Вдруг из угла, где сидел безмолвный Валерин приятель, раздалось:
– А вы бы сейчас героя с сыном, Дмитрий Алексеевич, засняли! Была бы правда жизни.
– Замолкни! – цыкнул на него Валера.
– А что у тебя за картина? – спросил я Димку.
Тот охотно дал пояснения:
– Как бы продолжение вашей «Жар-птицы», Артем Николаевич, я даже кадры оттуда беру как воспоминания. И прочую хронику про Петра Семеновича, конечно. Вот вырос сын героя, тоже художник, поступил в художественный вуз, продолжит дело отца на новом этапе.
– И продолжит, – с вызовом сказал Валера. – Отец, твое здоровье!
Они чокнулись.
А парень в углу не унимался:
– Продолжи, кореш дорогой, продолжи. Изложи зрителям, как тебя в институт по одной фамилии впихнули, как господин кинорежиссер к ректору бегал, будущий фильм организовывал, – парень вдруг обиделся. – А у меня, скажем, баллов больше было, но я кто? Рядовой сын рядового мастера по обжигу. А тут – Курихин! Его и за границу, и стипендию повышенную сразу незаконную. Прошу!
– Это правда? – сняв руку с Валериного плеча, спросила Катя.
– Боже мой, Федя! – вступилась Матильда Ивановна. – Валерик сдавал, он неплохо сдавал, и они сами говорили, что он способный. И заслуги Петра Семеновича… Разве он мало сделал для общества, чтобы ему не ответили благодарностью….
Матильда Ивановна взяла с буфета переложенный туда вишневый альбом и прижала его к груди: этот бархатный щит прошлого как бы должен был заслонять всю ее семью от несправедливых наветов.
И Петр Семенович на стене тверже оперся обеими руками о края трибуны.
– Это правда? – настоятельно повторила Катя.
– Правда, доченька, правда, – откликнулся благодушно Петр Семенович, – все правдочка, чистенькая. Валерку по блатику взяли, и в Финляндию его за фамильичку… Зачем, сыночек, тебя в Финляндию-то слали?..
– Рассказать ихнему студенчеству, какой папаша у него чудесный, – снова высунулся из угла парень.
– Папаша – дрянцо, слабый человечек, – по-прежнему благодушно и душевно сказал Петр Семенович.
– Федя! Федя! – Матильда Ивановна стиснула на груди альбом: – Зачем ты повторяешь эти злые сплетни?! Ну зачем? Зачем они все чернят его? Кто виноват в этих дурацких банкетах и приемах, на которые его таскали? Он же в рот не брал… Кто виноват? Он работал, он всю жизнь работал… Он честный, он жил только ради искусства, ради людей. Петр Семенович и сейчас мечтает…
Милая, толстая Сольвейг из Вялок! Все эти годы она хранила незамутненный образ своего синеглазого Пер Гюнта, в ней, только в ней по-прежнему его молодым порывам и мечтам было отведено место сбережения, и она не даст никому посягнуть на их безупречность, даже если этот Пер Гюнт с разодранной и заляпанной бурой жижей штаниной вернется к ней лишь за тем, чтобы осушить очередную поллитровку.
– Врешь ты все, Матилка, – мрачно сказал Степанов, – от совести он пьет.

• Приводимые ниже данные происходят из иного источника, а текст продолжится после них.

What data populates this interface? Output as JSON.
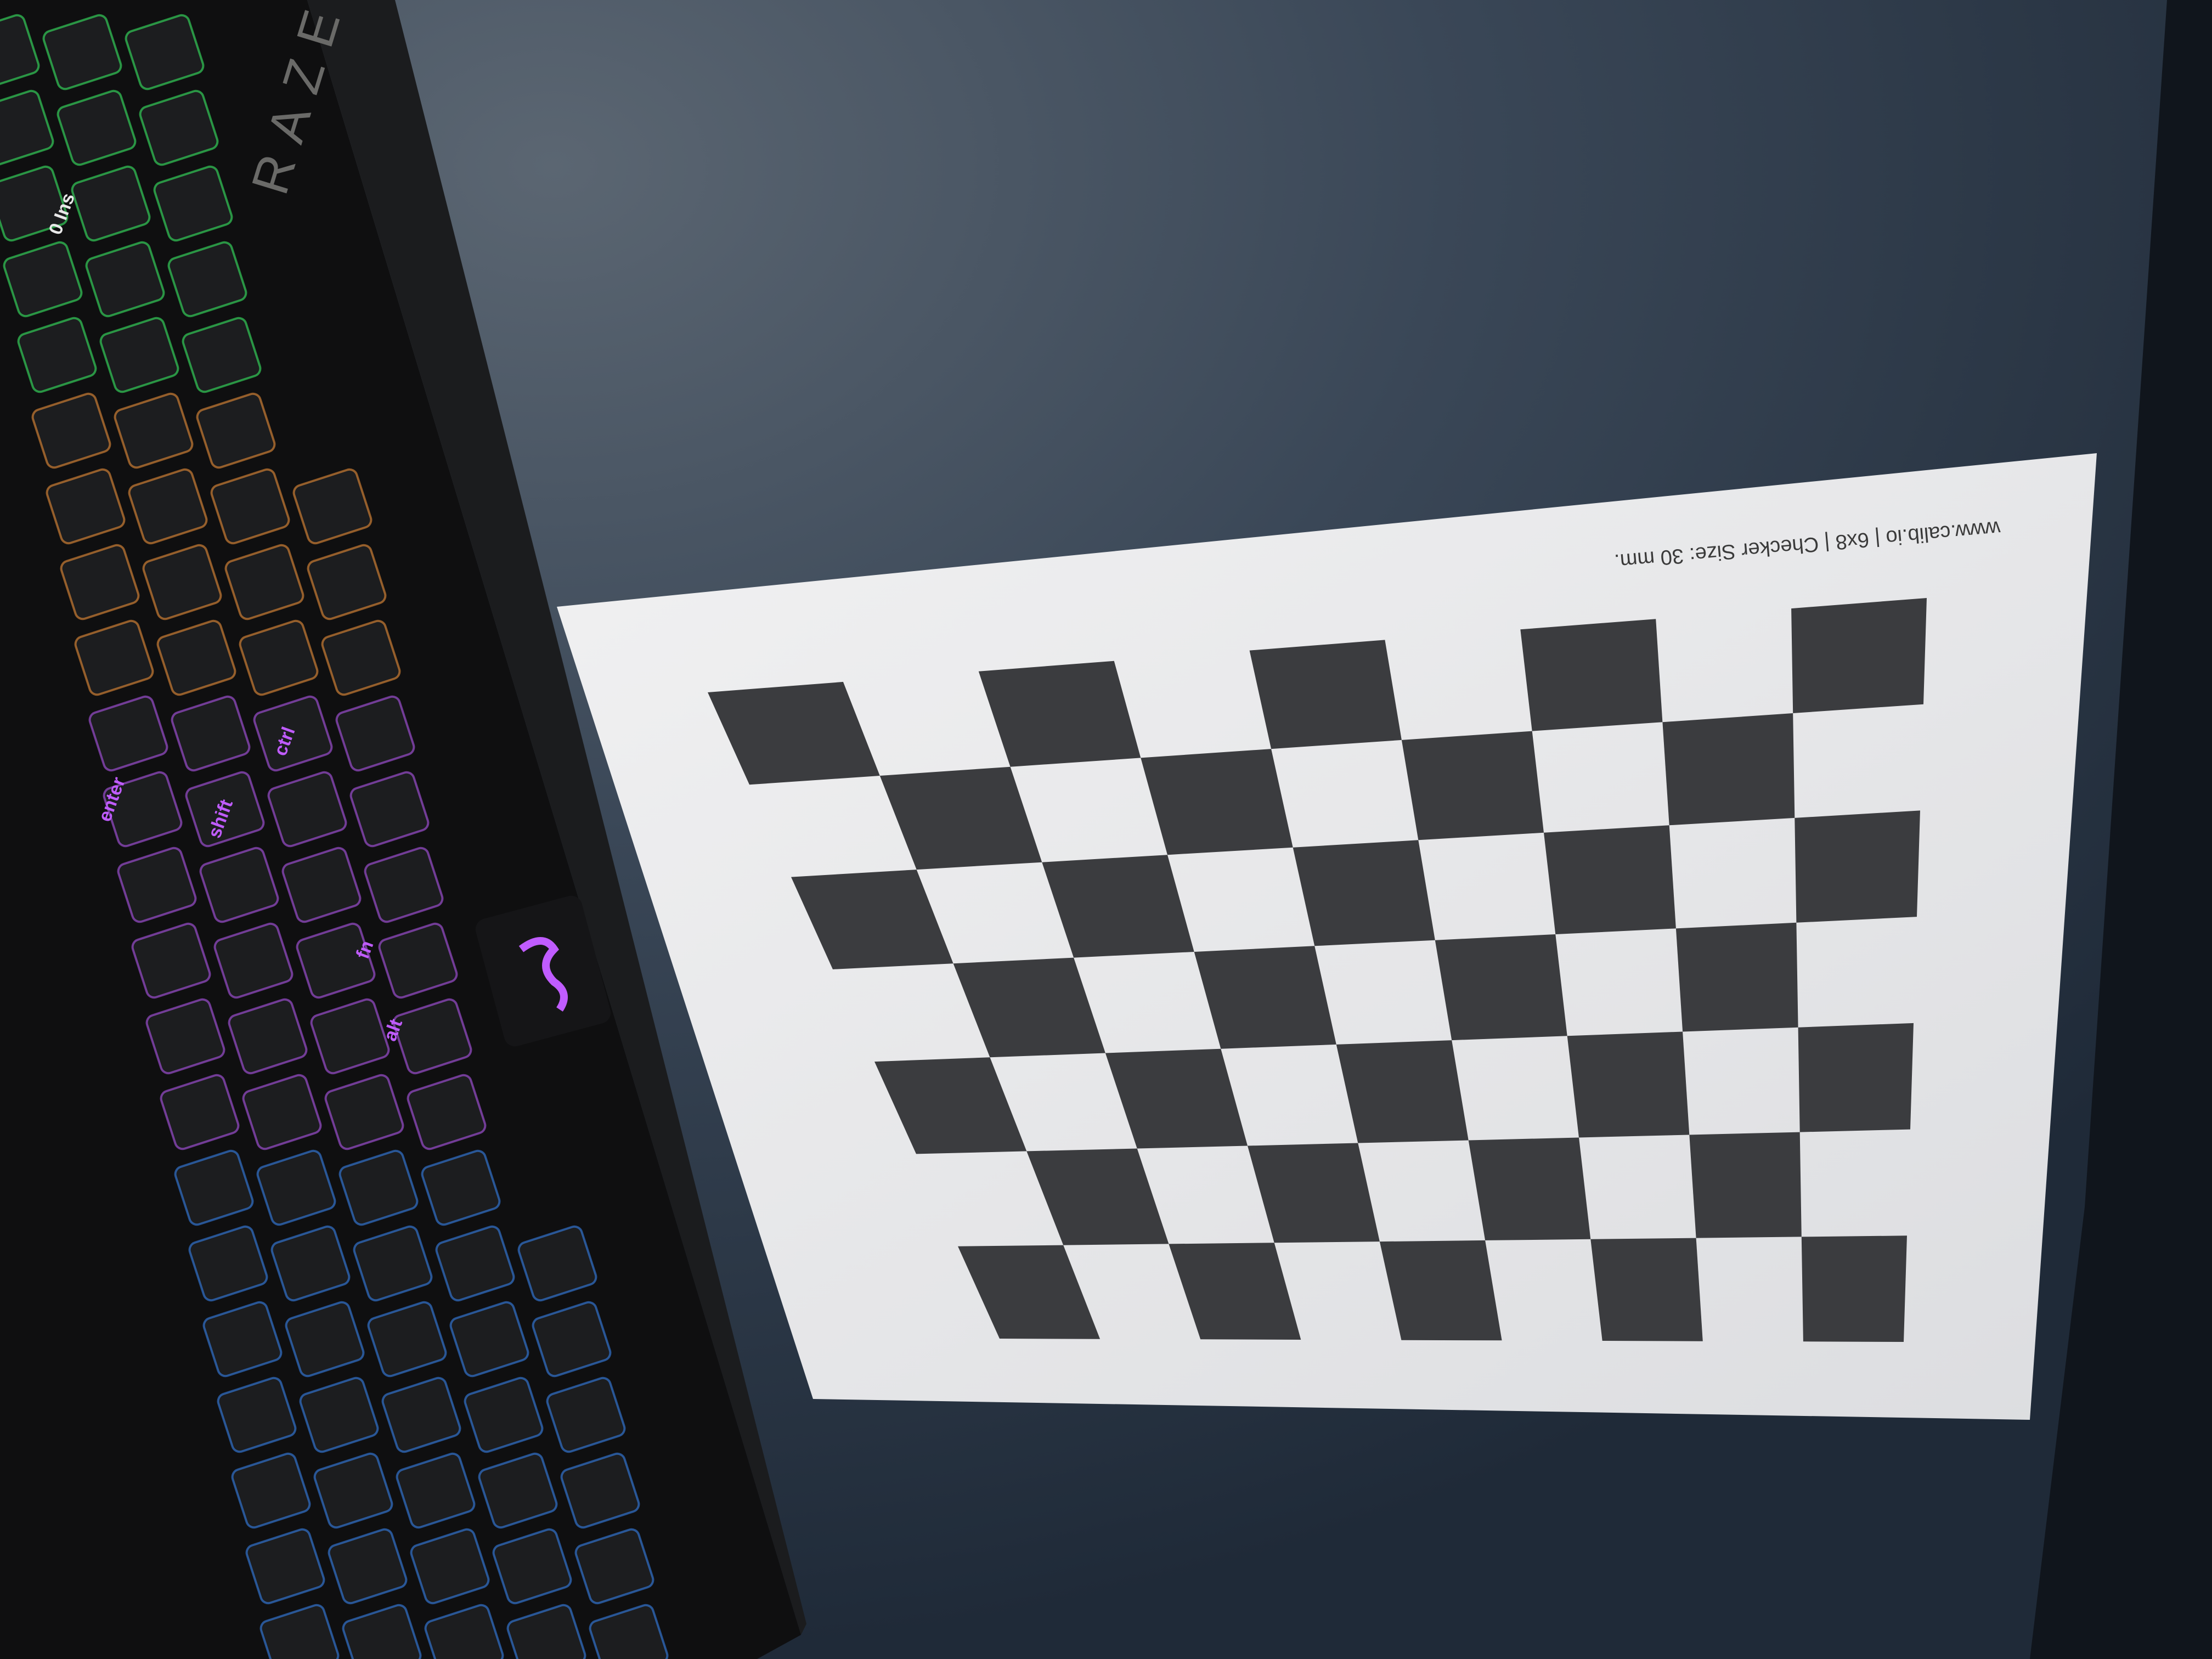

– Да бросьте вы, Степан Степанович, богоискательством заниматься: от совести! – Валера круто, с вызовом обернулся к Степанову. – Какая совесть? Где это вы такие понятия выискали?

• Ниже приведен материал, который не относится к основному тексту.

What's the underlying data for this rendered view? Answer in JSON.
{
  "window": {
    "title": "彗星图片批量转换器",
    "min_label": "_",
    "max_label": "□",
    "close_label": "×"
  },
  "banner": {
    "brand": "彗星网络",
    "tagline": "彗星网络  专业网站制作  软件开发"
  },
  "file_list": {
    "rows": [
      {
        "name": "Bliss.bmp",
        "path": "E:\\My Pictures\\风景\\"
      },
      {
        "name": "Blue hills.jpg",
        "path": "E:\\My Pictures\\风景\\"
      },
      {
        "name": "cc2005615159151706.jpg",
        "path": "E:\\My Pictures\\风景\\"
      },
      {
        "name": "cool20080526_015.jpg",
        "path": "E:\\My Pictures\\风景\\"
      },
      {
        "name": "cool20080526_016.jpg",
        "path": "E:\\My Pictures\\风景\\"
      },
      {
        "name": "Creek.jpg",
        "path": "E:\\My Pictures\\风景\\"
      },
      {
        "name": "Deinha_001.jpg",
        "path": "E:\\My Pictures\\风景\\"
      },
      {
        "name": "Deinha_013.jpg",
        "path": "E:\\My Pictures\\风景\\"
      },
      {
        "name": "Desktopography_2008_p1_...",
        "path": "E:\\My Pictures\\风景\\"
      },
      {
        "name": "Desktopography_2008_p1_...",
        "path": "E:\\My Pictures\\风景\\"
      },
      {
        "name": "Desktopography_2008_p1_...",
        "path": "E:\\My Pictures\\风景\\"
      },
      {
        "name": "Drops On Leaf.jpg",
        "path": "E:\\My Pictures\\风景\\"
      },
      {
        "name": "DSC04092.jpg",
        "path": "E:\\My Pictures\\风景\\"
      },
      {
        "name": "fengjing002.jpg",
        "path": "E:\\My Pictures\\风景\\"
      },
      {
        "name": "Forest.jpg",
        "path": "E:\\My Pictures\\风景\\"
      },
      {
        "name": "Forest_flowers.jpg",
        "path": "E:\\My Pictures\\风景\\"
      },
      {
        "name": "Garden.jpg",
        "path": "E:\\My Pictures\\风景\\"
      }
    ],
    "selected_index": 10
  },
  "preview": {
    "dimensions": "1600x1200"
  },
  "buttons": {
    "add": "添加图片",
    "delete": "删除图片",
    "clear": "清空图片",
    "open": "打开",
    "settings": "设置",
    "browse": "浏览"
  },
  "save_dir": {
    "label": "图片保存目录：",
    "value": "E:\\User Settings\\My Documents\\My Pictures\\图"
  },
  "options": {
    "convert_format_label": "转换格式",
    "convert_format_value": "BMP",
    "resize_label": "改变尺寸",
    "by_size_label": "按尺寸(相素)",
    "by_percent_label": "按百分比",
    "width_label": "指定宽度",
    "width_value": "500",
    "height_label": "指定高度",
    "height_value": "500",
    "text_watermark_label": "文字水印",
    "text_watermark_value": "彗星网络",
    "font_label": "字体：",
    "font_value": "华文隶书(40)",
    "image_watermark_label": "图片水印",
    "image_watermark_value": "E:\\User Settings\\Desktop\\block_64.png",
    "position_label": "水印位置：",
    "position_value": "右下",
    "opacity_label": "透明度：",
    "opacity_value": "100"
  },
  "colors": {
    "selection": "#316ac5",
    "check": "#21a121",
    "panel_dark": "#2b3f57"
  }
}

– Ну, ты-то от совести не запьешь, – сказал Степанов.
– Не запью. Не запью, уважаемый. И все, что могу, – получу. Вы меня выучили, отцы-благодетели, вы!

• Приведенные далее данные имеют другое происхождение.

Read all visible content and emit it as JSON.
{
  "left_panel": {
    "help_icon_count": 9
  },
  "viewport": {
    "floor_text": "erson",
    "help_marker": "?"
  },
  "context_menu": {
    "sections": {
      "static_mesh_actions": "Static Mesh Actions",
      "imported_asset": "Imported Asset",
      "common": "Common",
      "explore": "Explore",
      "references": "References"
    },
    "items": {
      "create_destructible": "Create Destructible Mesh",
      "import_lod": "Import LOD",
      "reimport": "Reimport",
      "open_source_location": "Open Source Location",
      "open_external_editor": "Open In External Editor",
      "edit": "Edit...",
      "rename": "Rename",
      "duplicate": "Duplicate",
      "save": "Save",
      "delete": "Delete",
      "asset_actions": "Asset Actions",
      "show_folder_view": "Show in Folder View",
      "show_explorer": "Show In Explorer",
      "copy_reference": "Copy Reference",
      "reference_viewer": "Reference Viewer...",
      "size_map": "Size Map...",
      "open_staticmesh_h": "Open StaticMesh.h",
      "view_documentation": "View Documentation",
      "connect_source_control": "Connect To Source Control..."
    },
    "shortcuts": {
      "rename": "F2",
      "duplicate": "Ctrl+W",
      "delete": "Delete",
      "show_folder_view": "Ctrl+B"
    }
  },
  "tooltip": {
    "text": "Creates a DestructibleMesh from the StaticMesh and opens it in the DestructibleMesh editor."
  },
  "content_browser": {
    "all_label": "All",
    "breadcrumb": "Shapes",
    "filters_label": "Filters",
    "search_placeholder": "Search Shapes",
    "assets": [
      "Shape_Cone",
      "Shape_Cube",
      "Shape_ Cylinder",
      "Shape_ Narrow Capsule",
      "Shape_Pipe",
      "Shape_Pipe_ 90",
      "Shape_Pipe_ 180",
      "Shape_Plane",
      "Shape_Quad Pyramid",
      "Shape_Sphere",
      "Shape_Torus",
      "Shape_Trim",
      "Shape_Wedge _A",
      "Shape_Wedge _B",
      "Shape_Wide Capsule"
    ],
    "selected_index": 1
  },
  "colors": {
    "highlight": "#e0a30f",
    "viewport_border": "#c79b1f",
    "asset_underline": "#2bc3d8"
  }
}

– Валерик, ну Валерик! – Матильда Ивановна молитвенно протянула к нему альбом. Валера не видел, он не слышал, что-то, какой-то шлюз внутри его прорвало:
– Что ж вы бога-то и совесть не поминали, когда про вас липовые фильмики снимали, когда папочка с трибуны по слогам речи читал, которые ему сочиняли? Ну, расскажите, Петр Семенович, как вы в газете обнаружили свой призыв, о котором слыхом не слыхали? А? Люди-то мне это сколько раз в глаза тыкали, знаю. Что ж, я утерся. Так уж за эту благодать хоть свое возьму от жизни. В загнивающем капитализме предки-богачи детишкам капиталы завещают, от моего-то капиталом не разживешься. У нас другая система действует: у нас дети родительской знаменитостью живут. И я живу. И буду. И проценты с этого капитала сниму. Ясно? Ясно, благодетели?